SACRAMENTO, Calif. — California will consider legislation that would wipe the low-level criminal records of about 2 million people going back decades, part of a lawmaker's second attempt to remove barriers to finding work or housing.
The measure is part of a provision that was removed from a bill approved last year that would expunge records of certain arrests and crimes starting in 2021.
Its author, Assemblyman Phil Ting, a San Francisco Democrat, proposed the new bill, AB 2978, on Monday with the backing of district attorneys from San Francisco and San Joaquin County.
“For me this is about fairness,” said Ting. “While I’m grateful my law from last year will help those arrested after Jan. 1, 2021, millions of Californians today are still living in a paper prison. Their records prevent them from getting jobs or housing. Let’s give people with past convictions the same clean slate that individuals in the future will be entitled to. Everybody deserves a second chance.”

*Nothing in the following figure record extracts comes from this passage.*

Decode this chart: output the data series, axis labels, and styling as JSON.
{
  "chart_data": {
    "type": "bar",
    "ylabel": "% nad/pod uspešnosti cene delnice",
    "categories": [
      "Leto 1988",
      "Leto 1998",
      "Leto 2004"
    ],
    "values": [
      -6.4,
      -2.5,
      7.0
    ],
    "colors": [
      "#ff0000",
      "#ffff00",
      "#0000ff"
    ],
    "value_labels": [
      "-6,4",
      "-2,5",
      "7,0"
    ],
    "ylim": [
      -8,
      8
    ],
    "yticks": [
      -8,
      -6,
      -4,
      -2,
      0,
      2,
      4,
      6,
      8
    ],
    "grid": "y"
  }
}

According to a news release from Assemblyman Ting's office, 8 million people are living with past records that can lead to legal restrictions on jobs, housing, and other opportunities.
“Millions of Californians who have completed their sentence, paid their debt, and remained crime-free for years still have old, stale convictions on their record,” said Jay Jordan, executive director of Californians for Safety and Justice. ‘This leads to thousands of legal restrictions that block people from employment, housing, education, and other critical opportunities. These restrictions undermine public safety and the economic viability of communities across California. We must mean what we say when we call someone rehabilitated and stop denying their ability to earn stability and move forward in their lives.”